By the second day, a burn victim's flesh feels like it's peeling off the bone. Their skin, blistered and charred black, resembles a slab of Canadian bacon gone putrid with time. Any clothes have long been welded into the body, and whatever fabric the surgeons failed to deabride dot every inch not covered by bandages. For the preeminent few, a news report will follow the weather forecast that morning. The hospital spokesperson, talking dutifully behind a podium lined with different network microphones, reads two prepared statements: the family's gratitude for all the public support given to them during such a tragic time; and the hospital's comments regarding the patient's condition (critical), and what percentage of their body is incinerated beyond recognition.
For Adrian Cohen, that second day is the worst of his life.
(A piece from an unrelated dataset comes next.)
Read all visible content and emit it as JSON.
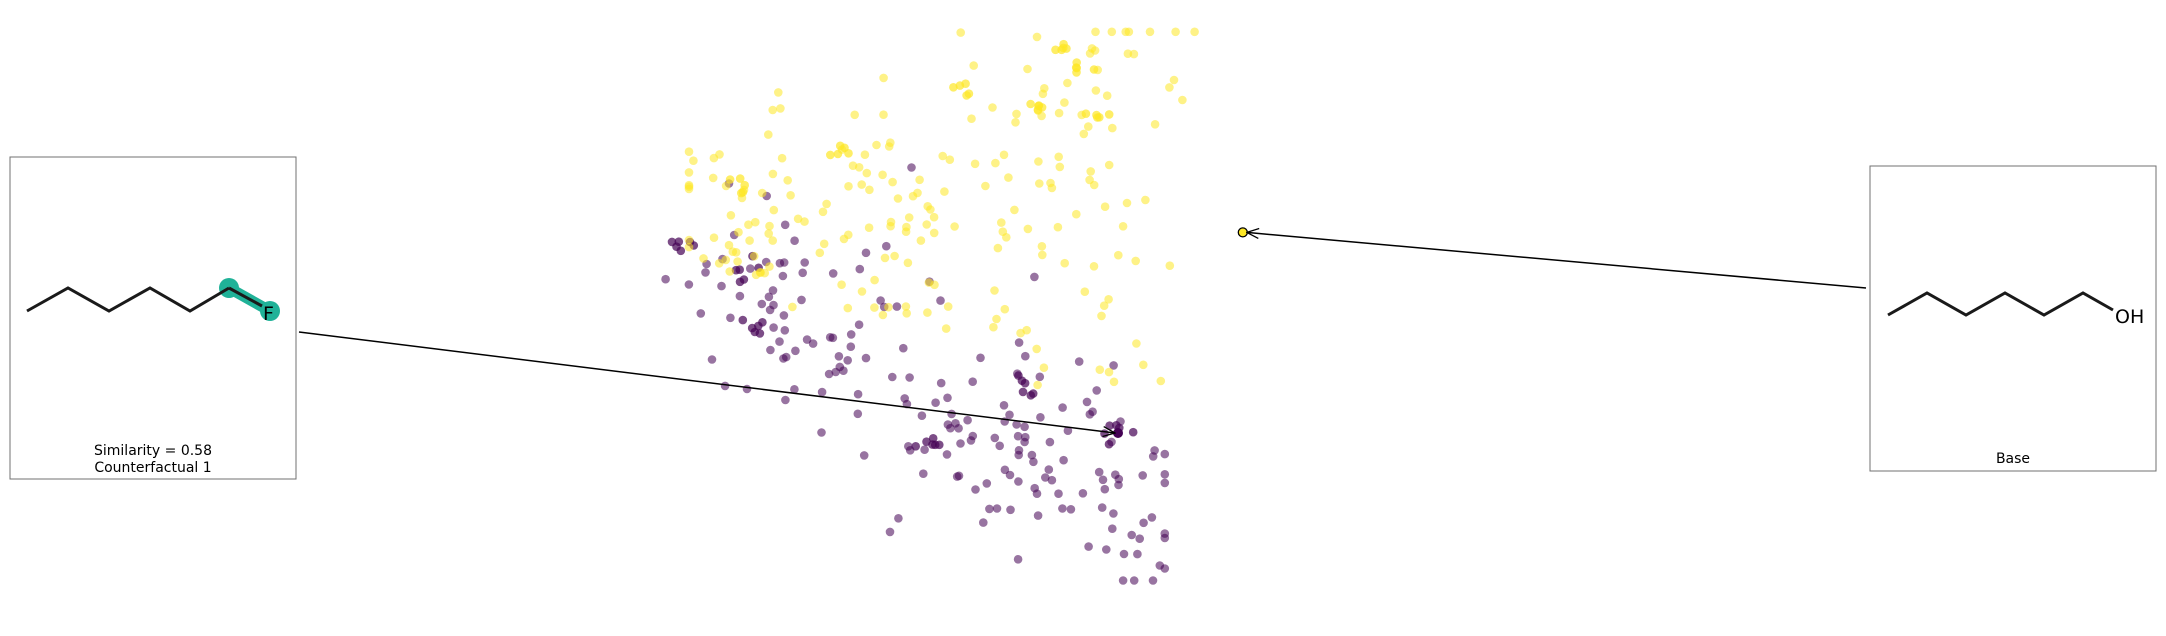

As a catheter inserted in what used to be a penis pumps crimson urine from his body, he overhears the attending making small-talk with the orderlies ("Guess they don't teach stop, drop, and roll in Yale drama school, huh?"), and in that moment realizes that his once promising career is now over.
A world famous screen actor, disfigured at the hands of the Russian Mafia for failing to pay his protection, Adrian must now learn to live his life with his greatest asset gone.
(Miss Snark to Killer Yapp: Quick, call the pizza delivery place and cancel that order for canadian bacon and pineapple. Substitute veggies. Oh wait. Cancel it all, I think I need to not eat ever again.)
This is riveting in a horrifying way.
I like my hair being set on fire metaphorically only!
Your hook revolts us then switches gears to ask us to care about someone we don't know. A few additional well chosen words will help. Like why he's paying protection money to the Russian Mafia for starters.